# Grilled/Smoked Portobello Mushrooms



## Pesky_Human (Apr 21, 2008)

Here is a very simple recipe for portobello caps that I make for my vegan and vegetarian friends during the grilling season. I have started making these regardless of whether or not there are herbivores on the set because they are such a hit. They make an excellent accompaniment to my Santa Maria tri-tip. 

Take 4 portobello mushroom caps, with stems if possible, and place in a 1 gallon Ziploc bag with about 1/4 of a bottle of Gerard's brand Champagne salad dressing. Remove the air pocket in the bag and allow to marinate in the fridge for about 30 minutes. Grill over charcoal, or better yet, over mesquite or hickory smoker chips, for 5-7 minutes per side or until tender. 

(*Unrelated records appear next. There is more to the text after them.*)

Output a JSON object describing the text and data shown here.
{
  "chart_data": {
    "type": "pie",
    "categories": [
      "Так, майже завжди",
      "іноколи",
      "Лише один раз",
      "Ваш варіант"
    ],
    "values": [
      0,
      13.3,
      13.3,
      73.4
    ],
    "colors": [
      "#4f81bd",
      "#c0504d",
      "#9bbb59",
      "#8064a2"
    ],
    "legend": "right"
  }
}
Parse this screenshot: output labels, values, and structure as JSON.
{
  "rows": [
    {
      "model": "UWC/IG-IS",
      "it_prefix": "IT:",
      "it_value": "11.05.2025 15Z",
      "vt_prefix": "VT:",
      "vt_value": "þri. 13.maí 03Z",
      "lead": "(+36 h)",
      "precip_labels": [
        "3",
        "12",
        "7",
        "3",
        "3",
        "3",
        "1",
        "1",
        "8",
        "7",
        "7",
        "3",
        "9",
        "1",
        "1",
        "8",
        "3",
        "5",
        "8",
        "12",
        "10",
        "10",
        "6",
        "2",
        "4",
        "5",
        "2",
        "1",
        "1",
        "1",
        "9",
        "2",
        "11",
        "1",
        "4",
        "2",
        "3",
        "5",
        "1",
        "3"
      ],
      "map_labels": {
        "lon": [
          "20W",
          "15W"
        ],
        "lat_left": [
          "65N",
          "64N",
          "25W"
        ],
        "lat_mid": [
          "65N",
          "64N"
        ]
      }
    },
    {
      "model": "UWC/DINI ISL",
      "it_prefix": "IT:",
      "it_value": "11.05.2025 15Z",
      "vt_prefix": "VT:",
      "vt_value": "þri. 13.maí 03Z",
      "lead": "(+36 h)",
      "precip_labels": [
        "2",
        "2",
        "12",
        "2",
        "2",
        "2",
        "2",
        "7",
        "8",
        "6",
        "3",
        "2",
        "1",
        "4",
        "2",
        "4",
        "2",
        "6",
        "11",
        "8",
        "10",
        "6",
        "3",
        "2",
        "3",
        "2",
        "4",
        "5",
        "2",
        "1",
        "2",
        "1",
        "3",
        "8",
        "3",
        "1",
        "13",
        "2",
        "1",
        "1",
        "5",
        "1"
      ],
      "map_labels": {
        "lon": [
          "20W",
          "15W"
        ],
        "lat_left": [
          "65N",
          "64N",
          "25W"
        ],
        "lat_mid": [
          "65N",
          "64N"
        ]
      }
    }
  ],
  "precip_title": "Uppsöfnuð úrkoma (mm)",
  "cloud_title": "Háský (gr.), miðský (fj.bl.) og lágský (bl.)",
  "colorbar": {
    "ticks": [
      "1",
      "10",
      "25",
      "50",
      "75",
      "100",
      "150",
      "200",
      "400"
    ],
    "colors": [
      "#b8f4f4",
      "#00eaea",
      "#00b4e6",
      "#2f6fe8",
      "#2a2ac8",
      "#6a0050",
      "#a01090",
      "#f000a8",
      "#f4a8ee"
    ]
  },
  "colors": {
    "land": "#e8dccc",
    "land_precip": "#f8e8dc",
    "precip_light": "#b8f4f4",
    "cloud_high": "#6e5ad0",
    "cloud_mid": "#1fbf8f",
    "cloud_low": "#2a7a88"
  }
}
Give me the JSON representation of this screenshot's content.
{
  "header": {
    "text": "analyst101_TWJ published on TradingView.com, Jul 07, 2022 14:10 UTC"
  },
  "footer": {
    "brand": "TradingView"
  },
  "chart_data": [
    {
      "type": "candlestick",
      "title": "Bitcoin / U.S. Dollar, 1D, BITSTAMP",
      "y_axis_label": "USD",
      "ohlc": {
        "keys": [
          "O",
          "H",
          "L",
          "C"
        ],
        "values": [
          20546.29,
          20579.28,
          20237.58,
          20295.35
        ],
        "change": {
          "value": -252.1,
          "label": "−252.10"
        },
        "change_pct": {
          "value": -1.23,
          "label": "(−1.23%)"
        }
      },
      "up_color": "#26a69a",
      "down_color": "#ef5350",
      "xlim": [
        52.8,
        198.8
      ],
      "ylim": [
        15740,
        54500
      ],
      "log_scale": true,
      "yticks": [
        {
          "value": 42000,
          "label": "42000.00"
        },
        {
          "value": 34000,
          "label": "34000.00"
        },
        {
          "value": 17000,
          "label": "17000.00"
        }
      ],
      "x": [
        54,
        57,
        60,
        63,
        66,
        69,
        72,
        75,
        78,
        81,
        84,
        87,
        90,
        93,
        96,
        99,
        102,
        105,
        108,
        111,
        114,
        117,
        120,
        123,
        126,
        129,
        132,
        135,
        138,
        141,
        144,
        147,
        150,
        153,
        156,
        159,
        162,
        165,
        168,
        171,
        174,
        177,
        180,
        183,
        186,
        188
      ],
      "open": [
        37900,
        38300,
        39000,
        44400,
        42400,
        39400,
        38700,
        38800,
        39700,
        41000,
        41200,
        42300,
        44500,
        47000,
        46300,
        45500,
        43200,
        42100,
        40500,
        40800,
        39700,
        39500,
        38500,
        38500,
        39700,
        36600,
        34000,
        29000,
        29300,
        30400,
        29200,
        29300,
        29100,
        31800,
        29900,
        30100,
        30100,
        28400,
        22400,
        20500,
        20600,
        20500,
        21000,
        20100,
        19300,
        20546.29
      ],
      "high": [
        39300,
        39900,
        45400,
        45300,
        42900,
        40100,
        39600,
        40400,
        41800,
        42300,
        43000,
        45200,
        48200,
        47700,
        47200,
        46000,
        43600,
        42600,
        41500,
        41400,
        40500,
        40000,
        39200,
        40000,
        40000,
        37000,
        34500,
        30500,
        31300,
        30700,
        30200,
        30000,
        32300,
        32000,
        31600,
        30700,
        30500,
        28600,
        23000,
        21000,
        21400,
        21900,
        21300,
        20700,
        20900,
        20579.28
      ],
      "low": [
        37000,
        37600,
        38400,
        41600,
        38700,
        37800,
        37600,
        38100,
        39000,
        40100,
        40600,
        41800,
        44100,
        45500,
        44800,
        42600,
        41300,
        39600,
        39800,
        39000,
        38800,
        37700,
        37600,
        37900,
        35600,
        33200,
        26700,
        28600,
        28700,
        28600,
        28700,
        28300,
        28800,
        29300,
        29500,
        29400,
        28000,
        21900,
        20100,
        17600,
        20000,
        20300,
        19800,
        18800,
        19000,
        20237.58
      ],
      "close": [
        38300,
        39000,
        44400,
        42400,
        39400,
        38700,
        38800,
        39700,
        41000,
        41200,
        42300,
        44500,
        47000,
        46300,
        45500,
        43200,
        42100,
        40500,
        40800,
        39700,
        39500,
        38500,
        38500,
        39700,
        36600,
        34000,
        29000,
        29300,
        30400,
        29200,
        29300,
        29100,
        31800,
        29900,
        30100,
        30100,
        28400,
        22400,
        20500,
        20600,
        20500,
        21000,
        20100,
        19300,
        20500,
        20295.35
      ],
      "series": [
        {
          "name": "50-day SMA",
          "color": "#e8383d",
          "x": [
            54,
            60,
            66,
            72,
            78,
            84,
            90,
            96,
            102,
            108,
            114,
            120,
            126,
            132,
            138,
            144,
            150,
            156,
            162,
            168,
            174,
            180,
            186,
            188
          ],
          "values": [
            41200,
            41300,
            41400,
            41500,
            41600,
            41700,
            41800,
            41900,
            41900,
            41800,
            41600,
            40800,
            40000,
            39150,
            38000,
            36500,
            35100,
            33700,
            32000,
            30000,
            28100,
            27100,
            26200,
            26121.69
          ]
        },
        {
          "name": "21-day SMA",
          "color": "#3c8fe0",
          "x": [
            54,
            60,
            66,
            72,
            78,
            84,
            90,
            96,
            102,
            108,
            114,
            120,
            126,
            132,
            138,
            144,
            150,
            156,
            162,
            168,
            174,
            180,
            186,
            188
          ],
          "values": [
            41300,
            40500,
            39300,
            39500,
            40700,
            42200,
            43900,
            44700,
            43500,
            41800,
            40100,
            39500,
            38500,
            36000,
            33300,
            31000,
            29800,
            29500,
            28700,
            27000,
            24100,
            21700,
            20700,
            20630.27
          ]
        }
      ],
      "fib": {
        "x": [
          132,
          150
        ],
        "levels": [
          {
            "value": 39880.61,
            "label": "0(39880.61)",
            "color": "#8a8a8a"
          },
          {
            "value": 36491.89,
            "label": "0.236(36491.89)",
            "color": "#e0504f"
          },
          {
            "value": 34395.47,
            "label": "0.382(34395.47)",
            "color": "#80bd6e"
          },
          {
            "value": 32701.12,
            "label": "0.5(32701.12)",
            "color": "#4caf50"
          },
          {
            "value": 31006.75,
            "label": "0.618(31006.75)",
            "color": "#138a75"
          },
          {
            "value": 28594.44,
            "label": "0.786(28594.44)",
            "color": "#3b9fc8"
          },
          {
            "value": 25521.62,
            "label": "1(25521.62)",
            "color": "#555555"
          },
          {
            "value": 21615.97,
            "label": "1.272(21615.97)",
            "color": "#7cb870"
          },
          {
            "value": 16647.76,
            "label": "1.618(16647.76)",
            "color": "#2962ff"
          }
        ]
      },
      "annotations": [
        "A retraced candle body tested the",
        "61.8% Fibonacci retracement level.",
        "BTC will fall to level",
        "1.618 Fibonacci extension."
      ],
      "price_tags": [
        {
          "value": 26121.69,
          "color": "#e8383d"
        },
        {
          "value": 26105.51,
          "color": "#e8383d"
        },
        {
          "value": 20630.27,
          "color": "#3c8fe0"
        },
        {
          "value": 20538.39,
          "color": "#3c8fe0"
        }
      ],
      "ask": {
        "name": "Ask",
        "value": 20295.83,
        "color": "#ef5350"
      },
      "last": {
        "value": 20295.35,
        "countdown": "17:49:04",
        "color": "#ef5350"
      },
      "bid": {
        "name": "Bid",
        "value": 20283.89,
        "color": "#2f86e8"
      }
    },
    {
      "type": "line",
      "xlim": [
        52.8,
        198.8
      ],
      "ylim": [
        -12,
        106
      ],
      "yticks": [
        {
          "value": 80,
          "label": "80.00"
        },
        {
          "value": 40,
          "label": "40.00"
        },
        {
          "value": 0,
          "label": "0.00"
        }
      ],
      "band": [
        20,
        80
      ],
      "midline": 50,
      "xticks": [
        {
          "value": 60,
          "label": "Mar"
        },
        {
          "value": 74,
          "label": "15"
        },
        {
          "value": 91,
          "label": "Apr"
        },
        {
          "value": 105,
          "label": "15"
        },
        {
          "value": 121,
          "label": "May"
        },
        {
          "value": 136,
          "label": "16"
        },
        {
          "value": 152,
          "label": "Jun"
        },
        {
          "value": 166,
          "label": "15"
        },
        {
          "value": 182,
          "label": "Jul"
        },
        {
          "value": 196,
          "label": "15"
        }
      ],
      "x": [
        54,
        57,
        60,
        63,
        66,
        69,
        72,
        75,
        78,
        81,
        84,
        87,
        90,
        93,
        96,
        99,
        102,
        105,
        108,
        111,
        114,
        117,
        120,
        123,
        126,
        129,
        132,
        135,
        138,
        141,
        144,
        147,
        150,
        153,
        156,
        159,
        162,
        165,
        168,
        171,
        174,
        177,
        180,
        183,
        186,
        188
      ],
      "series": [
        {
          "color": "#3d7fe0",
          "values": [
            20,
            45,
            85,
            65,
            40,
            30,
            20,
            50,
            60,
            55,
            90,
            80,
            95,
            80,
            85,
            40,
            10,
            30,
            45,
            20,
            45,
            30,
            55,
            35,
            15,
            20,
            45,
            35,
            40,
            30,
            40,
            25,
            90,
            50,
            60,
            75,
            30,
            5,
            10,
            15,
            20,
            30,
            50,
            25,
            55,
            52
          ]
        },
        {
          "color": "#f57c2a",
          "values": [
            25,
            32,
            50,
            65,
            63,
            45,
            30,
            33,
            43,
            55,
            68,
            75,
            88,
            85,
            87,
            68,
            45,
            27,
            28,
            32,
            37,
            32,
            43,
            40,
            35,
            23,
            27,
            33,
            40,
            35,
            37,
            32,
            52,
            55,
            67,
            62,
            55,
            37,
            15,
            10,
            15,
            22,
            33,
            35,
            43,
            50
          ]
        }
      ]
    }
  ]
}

I am sure this would work with any sort of oil/vinegar dressing, but of the ones I have tried, this one is the winner. YMMV


----------



## Bilby (Apr 22, 2008)

What's special about that dressing as we don't have that here?


----------



## Pesky_Human (Apr 22, 2008)

Ahhh. Well it's a champagne vinegarette with a really powerful flavor. I actually don't like it as a salad dressing, but love it on the shrooms. This recipe would work fine with any well spiced oil/vinegar based dressing, honestly. I am just partial to this particular brand personally. Get your favorite Italian dressing and give it a whirl. Guarantee you'll dig it.


----------



## Bilby (Apr 22, 2008)

Cool, thanks.


----------